Afinal de contas, o que é uma
obra, seja qual for? Jamais é uma criação; é sempre uma descoberta. O homem
nada faz, tudo descobre. É preciso não confundir esses dois termos. Inventar,
no seu verdadeiro sentido, é tornar evidente uma lei existente, um conhecimento
até então desconhecido, mas posto em germe no berço do Universo. Aquele que
inventa levanta uma das pontas do véu que oculta a verdade, mas não cria a
verdade. Para inventar é preciso procurar e procurar muito; é preciso compulsar
os livros, rebuscar no fundo das inteligências, pedir a um a Mecânica, a outro
a Geometria, a um terceiro o conhecimento das relações musicais, a um outro,
ainda, as leis históricas e, do todo, fazer algo novo, interessante,
inimaginável.
Aquele que foi explorar os
recantos das bibliotecas, que ouviu falarem os mestres, que perscrutou a
Ciência, a Filosofia, a Arte, a Religião, da antiguidade mais remota até os
nossos dias, é o médium da Arte, da História, da Filosofia e da Religião? É o
médium dos tempos passados, quando por sua vez escreve? Não, porque não conta
pelos outros, mas ensinou os outros a contar e enriquece os seus relatos de
tudo o que lhe é pessoal.
– Por muito tempo o músico ouviu
a toutinegra e o rouxinol, antes de inventar a música; Rossini escutou a
Natureza antes de traduzi-la para o mundo civilizado. Ele é o médium do
rouxinol e da toutinegra?
Não: compõe e escreve; escutou o
Espírito que lhe veio cantar as melodias do céu; ouviu o Espírito que clamou a
paixão ao seu ouvido; ouviu gemerem a virgem e a mãe, deixando cair, em pérolas
harmoniosas, sua prece sobre a cabeça do filho. O amor e a poesia, a liberdade,
o ódio, a vingança e numerosos Espíritos que possuem esses sentimentos diversos,
cada um por sua vez cantou a sua partitura ao seu lado. Ele as escutou, as
estudou, no mundo e na inspiração, e de um e outro fez as suas obras. Mas não
era médium, como não é médium o médico que ouve os doentes contando o que
sofrem, e que dá um nome às suas doenças.

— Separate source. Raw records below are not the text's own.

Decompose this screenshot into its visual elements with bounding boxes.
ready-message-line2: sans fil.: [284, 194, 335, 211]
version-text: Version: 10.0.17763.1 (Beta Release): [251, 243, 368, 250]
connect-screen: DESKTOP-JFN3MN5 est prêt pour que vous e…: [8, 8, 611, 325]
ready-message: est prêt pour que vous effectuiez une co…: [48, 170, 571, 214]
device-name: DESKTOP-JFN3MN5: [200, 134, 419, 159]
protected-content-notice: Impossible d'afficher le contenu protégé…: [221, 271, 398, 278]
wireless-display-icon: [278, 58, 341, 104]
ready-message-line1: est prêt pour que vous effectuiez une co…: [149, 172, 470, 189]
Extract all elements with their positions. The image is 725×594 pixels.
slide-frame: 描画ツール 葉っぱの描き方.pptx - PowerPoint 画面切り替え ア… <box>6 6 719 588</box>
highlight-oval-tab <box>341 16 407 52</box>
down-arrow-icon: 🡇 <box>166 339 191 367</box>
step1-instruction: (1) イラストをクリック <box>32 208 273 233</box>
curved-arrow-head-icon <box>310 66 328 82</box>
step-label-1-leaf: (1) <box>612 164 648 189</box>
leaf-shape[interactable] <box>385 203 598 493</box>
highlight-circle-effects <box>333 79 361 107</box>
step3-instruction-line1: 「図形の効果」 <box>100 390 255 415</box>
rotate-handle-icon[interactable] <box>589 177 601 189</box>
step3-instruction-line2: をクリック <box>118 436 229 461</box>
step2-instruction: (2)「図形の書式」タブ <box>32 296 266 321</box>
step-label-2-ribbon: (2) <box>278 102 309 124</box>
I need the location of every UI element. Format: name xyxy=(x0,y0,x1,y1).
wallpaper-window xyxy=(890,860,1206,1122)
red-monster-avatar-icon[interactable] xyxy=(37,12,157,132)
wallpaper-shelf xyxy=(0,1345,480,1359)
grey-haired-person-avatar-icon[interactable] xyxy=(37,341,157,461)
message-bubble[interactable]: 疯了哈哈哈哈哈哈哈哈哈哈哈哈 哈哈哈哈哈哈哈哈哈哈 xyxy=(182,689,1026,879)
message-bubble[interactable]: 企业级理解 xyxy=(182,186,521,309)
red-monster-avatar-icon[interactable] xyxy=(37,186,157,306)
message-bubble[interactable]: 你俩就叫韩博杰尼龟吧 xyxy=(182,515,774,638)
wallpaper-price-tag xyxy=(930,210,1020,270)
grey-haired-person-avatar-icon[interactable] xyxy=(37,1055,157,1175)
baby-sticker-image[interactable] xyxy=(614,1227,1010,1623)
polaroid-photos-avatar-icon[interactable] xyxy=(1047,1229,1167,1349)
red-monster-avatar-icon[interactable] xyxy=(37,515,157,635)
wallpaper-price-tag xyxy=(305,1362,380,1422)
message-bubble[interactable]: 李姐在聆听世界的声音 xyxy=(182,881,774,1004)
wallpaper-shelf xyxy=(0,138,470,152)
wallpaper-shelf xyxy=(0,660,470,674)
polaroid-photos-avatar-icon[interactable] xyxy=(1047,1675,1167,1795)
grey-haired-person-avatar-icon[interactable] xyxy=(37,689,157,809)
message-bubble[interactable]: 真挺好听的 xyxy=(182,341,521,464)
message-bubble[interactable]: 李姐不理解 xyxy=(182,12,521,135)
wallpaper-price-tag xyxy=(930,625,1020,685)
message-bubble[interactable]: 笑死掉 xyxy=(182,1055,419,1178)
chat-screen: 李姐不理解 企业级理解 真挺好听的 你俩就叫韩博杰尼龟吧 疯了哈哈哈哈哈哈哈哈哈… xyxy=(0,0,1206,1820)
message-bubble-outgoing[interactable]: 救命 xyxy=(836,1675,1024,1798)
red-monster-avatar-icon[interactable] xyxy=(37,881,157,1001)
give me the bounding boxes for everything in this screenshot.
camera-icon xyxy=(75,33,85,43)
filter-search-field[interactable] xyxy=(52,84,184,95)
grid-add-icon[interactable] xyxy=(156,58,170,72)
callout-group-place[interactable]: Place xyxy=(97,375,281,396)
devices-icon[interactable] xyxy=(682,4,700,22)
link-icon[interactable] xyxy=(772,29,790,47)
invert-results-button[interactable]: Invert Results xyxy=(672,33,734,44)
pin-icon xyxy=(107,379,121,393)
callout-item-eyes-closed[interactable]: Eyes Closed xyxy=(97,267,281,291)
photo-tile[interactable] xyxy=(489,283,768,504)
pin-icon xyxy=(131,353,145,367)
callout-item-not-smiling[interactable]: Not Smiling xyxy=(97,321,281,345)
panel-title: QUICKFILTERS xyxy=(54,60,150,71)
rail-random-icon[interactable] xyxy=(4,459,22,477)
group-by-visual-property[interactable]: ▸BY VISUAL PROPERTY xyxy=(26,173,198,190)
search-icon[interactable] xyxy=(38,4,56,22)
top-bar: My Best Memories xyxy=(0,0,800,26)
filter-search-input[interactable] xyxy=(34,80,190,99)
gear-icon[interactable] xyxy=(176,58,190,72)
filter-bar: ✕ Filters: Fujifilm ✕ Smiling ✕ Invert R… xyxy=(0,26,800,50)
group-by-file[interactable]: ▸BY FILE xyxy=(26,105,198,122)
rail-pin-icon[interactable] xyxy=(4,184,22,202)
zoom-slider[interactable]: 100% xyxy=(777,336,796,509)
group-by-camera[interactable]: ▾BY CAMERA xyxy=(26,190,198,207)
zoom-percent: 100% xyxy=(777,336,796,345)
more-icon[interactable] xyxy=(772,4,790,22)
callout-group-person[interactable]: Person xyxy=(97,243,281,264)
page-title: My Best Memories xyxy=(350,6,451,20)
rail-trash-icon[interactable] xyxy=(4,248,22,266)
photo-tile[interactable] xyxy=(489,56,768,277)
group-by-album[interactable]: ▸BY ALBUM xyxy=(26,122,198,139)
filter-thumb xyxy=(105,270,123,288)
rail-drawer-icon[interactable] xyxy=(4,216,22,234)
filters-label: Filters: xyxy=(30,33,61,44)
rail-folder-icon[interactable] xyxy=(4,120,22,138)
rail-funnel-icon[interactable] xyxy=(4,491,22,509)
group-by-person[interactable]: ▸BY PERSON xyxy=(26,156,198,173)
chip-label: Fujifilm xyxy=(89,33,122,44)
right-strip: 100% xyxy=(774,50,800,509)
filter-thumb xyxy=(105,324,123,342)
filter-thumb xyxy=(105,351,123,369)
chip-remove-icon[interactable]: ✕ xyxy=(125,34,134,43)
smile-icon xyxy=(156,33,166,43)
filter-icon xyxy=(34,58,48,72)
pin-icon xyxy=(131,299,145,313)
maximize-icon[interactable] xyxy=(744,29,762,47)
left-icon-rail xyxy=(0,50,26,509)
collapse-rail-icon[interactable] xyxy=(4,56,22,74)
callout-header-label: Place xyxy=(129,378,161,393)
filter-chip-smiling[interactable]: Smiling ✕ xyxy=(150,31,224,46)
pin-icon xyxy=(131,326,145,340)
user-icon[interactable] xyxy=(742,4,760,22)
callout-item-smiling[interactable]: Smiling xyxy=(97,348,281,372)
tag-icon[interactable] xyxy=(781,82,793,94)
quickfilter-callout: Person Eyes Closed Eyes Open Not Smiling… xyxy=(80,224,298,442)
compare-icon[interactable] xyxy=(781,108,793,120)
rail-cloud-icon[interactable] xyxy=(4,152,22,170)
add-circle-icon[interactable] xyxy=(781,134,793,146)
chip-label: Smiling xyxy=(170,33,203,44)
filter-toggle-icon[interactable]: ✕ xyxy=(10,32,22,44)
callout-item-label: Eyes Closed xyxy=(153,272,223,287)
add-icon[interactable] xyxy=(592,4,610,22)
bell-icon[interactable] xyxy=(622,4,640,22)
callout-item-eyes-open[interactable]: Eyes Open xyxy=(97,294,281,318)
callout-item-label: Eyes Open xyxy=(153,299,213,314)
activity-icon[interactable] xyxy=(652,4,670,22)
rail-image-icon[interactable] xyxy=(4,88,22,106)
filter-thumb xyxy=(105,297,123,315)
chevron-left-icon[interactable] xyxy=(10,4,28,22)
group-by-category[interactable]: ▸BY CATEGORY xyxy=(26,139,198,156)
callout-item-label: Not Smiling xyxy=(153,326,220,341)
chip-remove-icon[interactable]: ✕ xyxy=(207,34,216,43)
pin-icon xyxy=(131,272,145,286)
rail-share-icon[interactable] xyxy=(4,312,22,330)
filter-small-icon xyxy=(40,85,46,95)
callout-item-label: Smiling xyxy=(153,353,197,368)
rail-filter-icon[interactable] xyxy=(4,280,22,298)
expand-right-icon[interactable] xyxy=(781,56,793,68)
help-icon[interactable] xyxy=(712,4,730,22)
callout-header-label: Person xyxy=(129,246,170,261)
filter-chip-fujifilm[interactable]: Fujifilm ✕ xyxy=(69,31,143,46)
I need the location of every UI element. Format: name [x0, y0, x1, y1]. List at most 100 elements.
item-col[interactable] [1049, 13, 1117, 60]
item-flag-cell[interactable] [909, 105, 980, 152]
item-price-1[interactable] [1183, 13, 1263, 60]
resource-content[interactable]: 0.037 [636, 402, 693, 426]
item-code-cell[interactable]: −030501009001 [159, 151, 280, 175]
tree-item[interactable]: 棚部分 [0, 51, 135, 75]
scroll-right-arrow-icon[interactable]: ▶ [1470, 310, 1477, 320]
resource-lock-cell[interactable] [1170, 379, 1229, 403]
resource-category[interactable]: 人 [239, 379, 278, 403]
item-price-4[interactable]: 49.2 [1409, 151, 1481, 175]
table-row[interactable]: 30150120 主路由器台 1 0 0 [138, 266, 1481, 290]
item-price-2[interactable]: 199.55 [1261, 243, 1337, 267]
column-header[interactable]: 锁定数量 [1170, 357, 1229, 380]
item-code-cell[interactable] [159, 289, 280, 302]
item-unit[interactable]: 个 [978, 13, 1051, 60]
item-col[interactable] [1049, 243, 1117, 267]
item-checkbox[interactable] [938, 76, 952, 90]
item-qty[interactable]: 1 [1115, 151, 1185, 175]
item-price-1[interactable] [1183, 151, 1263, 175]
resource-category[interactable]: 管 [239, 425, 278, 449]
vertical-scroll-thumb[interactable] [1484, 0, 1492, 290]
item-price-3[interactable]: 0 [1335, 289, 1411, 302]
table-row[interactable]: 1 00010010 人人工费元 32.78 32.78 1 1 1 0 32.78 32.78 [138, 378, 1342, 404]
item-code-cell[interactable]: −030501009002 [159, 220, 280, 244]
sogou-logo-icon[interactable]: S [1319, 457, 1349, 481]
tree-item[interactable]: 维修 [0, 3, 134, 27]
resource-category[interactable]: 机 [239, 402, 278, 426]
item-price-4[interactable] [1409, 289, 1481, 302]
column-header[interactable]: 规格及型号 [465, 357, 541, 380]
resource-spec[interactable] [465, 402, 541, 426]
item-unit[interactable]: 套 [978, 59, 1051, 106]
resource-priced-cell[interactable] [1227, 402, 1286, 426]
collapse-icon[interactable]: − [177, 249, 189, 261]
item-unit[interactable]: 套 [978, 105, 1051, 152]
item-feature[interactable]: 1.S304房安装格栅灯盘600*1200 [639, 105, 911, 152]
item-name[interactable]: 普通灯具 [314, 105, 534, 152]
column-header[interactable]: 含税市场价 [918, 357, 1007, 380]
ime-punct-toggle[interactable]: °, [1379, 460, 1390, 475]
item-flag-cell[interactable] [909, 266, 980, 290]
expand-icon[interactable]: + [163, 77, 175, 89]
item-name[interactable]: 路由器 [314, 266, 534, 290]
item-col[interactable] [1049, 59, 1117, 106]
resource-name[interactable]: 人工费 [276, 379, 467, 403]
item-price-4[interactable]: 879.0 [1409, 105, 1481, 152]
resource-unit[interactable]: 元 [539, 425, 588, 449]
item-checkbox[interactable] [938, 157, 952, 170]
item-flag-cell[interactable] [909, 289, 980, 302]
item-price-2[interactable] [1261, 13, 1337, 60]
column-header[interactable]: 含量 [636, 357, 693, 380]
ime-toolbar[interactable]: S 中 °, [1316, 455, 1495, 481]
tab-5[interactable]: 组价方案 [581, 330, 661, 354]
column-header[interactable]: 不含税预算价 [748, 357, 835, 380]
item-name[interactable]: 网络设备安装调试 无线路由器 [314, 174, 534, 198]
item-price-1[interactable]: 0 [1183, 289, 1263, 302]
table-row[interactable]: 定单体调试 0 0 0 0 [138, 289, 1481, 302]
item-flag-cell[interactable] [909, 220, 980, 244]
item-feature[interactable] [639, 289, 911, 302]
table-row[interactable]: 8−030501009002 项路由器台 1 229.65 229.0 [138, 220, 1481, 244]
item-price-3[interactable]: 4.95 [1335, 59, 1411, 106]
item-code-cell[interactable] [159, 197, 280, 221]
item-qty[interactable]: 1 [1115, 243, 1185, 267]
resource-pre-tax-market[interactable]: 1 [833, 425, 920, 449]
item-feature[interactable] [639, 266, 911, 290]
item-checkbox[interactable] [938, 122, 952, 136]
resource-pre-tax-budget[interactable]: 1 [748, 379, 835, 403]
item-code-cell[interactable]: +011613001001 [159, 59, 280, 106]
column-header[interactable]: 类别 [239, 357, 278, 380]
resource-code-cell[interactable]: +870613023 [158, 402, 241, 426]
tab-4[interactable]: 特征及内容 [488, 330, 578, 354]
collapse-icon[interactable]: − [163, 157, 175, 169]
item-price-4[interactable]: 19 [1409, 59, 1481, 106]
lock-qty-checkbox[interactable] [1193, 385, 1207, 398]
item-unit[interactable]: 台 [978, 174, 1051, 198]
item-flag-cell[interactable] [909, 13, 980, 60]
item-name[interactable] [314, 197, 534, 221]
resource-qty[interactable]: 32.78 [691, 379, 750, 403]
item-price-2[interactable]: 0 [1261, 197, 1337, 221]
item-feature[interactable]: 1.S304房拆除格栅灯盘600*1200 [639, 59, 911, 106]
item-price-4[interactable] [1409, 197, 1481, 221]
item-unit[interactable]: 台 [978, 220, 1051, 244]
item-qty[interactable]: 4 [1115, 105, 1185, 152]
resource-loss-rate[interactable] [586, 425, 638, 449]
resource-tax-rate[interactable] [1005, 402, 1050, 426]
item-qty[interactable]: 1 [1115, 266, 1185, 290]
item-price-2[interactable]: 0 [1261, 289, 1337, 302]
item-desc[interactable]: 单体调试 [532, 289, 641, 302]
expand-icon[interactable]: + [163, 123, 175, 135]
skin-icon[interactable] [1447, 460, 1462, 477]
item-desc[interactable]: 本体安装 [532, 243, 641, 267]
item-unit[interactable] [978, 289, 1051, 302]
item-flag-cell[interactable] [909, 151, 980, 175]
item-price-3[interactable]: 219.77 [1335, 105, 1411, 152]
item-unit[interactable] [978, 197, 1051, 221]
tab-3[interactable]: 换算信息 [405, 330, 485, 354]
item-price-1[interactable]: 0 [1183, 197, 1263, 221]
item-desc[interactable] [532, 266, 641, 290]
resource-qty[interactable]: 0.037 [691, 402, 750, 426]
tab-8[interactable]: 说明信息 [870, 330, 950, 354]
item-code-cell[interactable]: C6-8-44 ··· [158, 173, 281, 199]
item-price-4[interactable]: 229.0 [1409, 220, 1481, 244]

– A mediunidade teve suas horas
num como no outro; mas fora desses momentos muito curtos para a sua glória, o
que fez, o fez apenas à custa dos estudos colhidos dos homens e dos Espíritos.
Sendo assim, é-se médium de
todos; é-se médium da Natureza, médium da verdade e médium muito imperfeito,
porque muitas vezes a mediunidade aparece de tal modo desfigurada pela
tradução, que é irreconhecível e desconhecida.